Private banking clients in Asia and Europe have expressed strong interest towards the Pictet-Security fund for its technology-laced diversified names, Citywire Asia has learnt.
Data from Citywire Discovery showed that the fund’s net inflows was $1.46 billion over the past one year from 1 January to 31 December 2017.
Yves Kramer, senior investment manager at Pictet Asset Management said that after the tech run-up last year, investors remain faithful to the fundamentals as well as long-term prospects of the sector and continue to hold onto their tech portfolios.
‘But to avoid overconcentration, private banking clients are now looking elsewhere for investment opportunities.
‘They favour Pictet-Security fund for its diversification that taps a $500 billion market where physical security products, IT security products and security services are offered across six segments,’ he said,
The six segments include cybersecurity, secure electronic payment, environmental and food safety, occupational safety, infrastructure safety, and construction.
Investors are also interested in the fund because it rides on the theme of technology advancement, such as Internet of Things and automated vehicles.
Kramer said investment in payment processors has become a trend in the industry.
‘We are investing in payment processors. You need to protect the transaction and you need to have a processing company behind to secure the transaction.

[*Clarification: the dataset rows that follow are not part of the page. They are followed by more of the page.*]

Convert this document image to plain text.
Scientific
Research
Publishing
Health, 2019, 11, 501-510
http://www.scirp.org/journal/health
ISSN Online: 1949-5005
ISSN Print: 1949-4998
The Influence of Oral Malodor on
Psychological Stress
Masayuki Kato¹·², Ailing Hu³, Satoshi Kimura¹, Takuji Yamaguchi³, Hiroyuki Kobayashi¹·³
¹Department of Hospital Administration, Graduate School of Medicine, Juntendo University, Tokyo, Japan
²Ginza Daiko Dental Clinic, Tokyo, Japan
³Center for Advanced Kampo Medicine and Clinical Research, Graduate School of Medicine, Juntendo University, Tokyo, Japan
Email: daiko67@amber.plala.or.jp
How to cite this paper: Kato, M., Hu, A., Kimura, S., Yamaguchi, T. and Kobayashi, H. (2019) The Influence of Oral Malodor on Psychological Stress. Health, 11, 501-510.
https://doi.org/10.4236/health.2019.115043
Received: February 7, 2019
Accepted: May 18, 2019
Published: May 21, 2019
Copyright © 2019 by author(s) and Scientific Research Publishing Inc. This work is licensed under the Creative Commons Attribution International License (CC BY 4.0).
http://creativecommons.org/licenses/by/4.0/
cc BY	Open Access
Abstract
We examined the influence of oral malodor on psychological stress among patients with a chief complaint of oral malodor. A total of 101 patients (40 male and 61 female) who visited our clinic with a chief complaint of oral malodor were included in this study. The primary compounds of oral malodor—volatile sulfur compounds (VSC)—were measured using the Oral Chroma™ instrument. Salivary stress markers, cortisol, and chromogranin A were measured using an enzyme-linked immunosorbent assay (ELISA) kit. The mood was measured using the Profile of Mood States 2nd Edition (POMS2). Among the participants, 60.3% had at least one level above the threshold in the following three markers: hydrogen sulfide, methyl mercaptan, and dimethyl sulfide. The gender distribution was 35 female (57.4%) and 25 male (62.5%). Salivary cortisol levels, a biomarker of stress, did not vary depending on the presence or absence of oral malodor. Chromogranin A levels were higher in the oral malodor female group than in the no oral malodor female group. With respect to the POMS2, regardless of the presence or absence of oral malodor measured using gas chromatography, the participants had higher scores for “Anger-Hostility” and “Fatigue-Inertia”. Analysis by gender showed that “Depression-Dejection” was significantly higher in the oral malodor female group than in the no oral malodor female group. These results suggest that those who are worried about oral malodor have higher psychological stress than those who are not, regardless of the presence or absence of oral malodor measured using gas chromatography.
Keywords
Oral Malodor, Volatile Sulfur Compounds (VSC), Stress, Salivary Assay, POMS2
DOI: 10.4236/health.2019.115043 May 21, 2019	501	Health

It is related to authentication and you need to have a security concept.’
Furthermore, the fund manager is eyeing the auto safety market and strongly believes in autonomous vehicle.
However, due to the sector’s cyclical nature, he said, when the market is very volatile it is not a good idea to expose too much in auto safety market.
‘In the last 24 months, the Federal Reserve has increased its interest rates, we may have more and more volatility going on.
‘If that’s the case, we are not going to be too much exposed in that cyclical business,’ he explained.